This is a follow-up question on a previous question of mine that had a negative answer. I tried some examples and believe the following has a chance to be true.

Let $V$ be a finite-dimensional vector space and consider the space $X=V\times V\times V\times V.$

Consider the block matrix

$$A = \begin{pmatrix} A_1 & A_2 \\ A_2^* & -A_1\end{pmatrix}$$

where $A_1:V^2 \to V^2$ is a diagonal matrix $A_1 = \operatorname{diag}(0,\lambda)$ for $\lambda \in \mathbb C$ and $A_2: V^2 \to V^2$ a matrix that shall not be further specified.

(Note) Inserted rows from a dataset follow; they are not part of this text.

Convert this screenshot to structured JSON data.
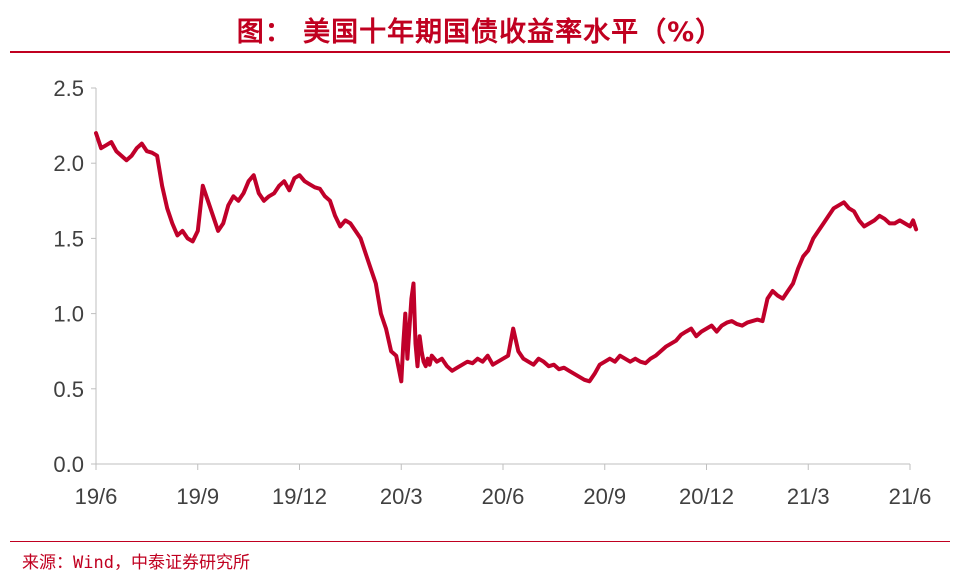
{
  "header": {
    "title": "图：  美国十年期国债收益率水平（%）"
  },
  "footer": {
    "source": "来源：Wind，中泰证券研究所"
  },
  "colors": {
    "accent": "#c00020",
    "line": "#c0002a",
    "axis": "#bfbfbf",
    "tick_text": "#404040"
  },
  "chart_data": {
    "type": "line",
    "title": "美国十年期国债收益率水平（%）",
    "xlabel": "",
    "ylabel": "",
    "ylim": [
      0,
      2.5
    ],
    "yticks": [
      "0.0",
      "0.5",
      "1.0",
      "1.5",
      "2.0",
      "2.5"
    ],
    "xticks": [
      "19/6",
      "19/9",
      "19/12",
      "20/3",
      "20/6",
      "20/9",
      "20/12",
      "21/3",
      "21/6"
    ],
    "grid": false,
    "legend": "none",
    "series": [
      {
        "x": [
          0,
          0.05,
          0.1,
          0.15,
          0.2,
          0.25,
          0.3,
          0.35,
          0.4,
          0.45,
          0.5,
          0.55,
          0.6,
          0.65,
          0.7,
          0.75,
          0.8,
          0.85,
          0.9,
          0.95,
          1.0,
          1.05,
          1.1,
          1.15,
          1.2,
          1.25,
          1.3,
          1.35,
          1.4,
          1.45,
          1.5,
          1.55,
          1.6,
          1.65,
          1.7,
          1.75,
          1.8,
          1.85,
          1.9,
          1.95,
          2.0,
          2.05,
          2.1,
          2.15,
          2.2,
          2.25,
          2.3,
          2.35,
          2.4,
          2.45,
          2.5,
          2.55,
          2.6,
          2.65,
          2.7,
          2.75,
          2.8,
          2.85,
          2.9,
          2.95,
          3.0,
          3.02,
          3.04,
          3.06,
          3.08,
          3.1,
          3.12,
          3.14,
          3.16,
          3.18,
          3.2,
          3.22,
          3.24,
          3.26,
          3.28,
          3.3,
          3.35,
          3.4,
          3.45,
          3.5,
          3.55,
          3.6,
          3.65,
          3.7,
          3.75,
          3.8,
          3.85,
          3.9,
          3.95,
          4.0,
          4.05,
          4.1,
          4.15,
          4.2,
          4.25,
          4.3,
          4.35,
          4.4,
          4.45,
          4.5,
          4.55,
          4.6,
          4.65,
          4.7,
          4.75,
          4.8,
          4.85,
          4.9,
          4.95,
          5.0,
          5.05,
          5.1,
          5.15,
          5.2,
          5.25,
          5.3,
          5.35,
          5.4,
          5.45,
          5.5,
          5.55,
          5.6,
          5.65,
          5.7,
          5.75,
          5.8,
          5.85,
          5.9,
          5.95,
          6.0,
          6.05,
          6.1,
          6.15,
          6.2,
          6.25,
          6.3,
          6.35,
          6.4,
          6.45,
          6.5,
          6.55,
          6.6,
          6.65,
          6.7,
          6.75,
          6.8,
          6.85,
          6.9,
          6.95,
          7.0,
          7.05,
          7.1,
          7.15,
          7.2,
          7.25,
          7.3,
          7.35,
          7.4,
          7.45,
          7.5,
          7.55,
          7.6,
          7.65,
          7.7,
          7.75,
          7.8,
          7.85,
          7.9,
          7.95,
          8.0,
          8.03,
          8.06
        ],
        "values": [
          2.2,
          2.1,
          2.12,
          2.14,
          2.08,
          2.05,
          2.02,
          2.05,
          2.1,
          2.13,
          2.08,
          2.07,
          2.05,
          1.85,
          1.7,
          1.6,
          1.52,
          1.55,
          1.5,
          1.48,
          1.55,
          1.85,
          1.75,
          1.65,
          1.55,
          1.6,
          1.72,
          1.78,
          1.75,
          1.8,
          1.88,
          1.92,
          1.8,
          1.75,
          1.78,
          1.8,
          1.85,
          1.88,
          1.82,
          1.9,
          1.92,
          1.88,
          1.86,
          1.84,
          1.83,
          1.78,
          1.75,
          1.65,
          1.58,
          1.62,
          1.6,
          1.55,
          1.5,
          1.4,
          1.3,
          1.2,
          1.0,
          0.9,
          0.75,
          0.72,
          0.55,
          0.8,
          1.0,
          0.7,
          0.9,
          1.1,
          1.2,
          0.8,
          0.65,
          0.85,
          0.75,
          0.68,
          0.65,
          0.7,
          0.66,
          0.72,
          0.68,
          0.7,
          0.65,
          0.62,
          0.64,
          0.66,
          0.68,
          0.67,
          0.7,
          0.68,
          0.72,
          0.66,
          0.68,
          0.7,
          0.72,
          0.9,
          0.75,
          0.7,
          0.68,
          0.66,
          0.7,
          0.68,
          0.65,
          0.66,
          0.63,
          0.64,
          0.62,
          0.6,
          0.58,
          0.56,
          0.55,
          0.6,
          0.66,
          0.68,
          0.7,
          0.68,
          0.72,
          0.7,
          0.68,
          0.7,
          0.68,
          0.67,
          0.7,
          0.72,
          0.75,
          0.78,
          0.8,
          0.82,
          0.86,
          0.88,
          0.9,
          0.85,
          0.88,
          0.9,
          0.92,
          0.88,
          0.92,
          0.94,
          0.95,
          0.93,
          0.92,
          0.94,
          0.95,
          0.96,
          0.95,
          1.1,
          1.15,
          1.12,
          1.1,
          1.15,
          1.2,
          1.3,
          1.38,
          1.42,
          1.5,
          1.55,
          1.6,
          1.65,
          1.7,
          1.72,
          1.74,
          1.7,
          1.68,
          1.62,
          1.58,
          1.6,
          1.62,
          1.65,
          1.63,
          1.6,
          1.6,
          1.62,
          1.6,
          1.58,
          1.62,
          1.56
        ]
      }
    ]
  }
}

We then consider $$K=(A-\lambda)^{-1}.$$

Question: Can we express the resolvent in the form

$$K = \begin{pmatrix} T_1(\lambda)(T_2-\lambda)^{-1}+T_3(\lambda)(T_4-\lambda)^{-1} & * \\ * & T_5(\lambda)(T_6-\lambda)^{-1}+T_7(\lambda)(T_8-\lambda)^{-1}\end{pmatrix}$$

where $T_1,T_3,T_5,T_7$ are some matrices that are entire functions of $\lambda$ and $T_2,T_4,T_6,T_8$ are independent of $\lambda$. In addition, $*$ are elements I do not really care about, so they are allowed to be anything.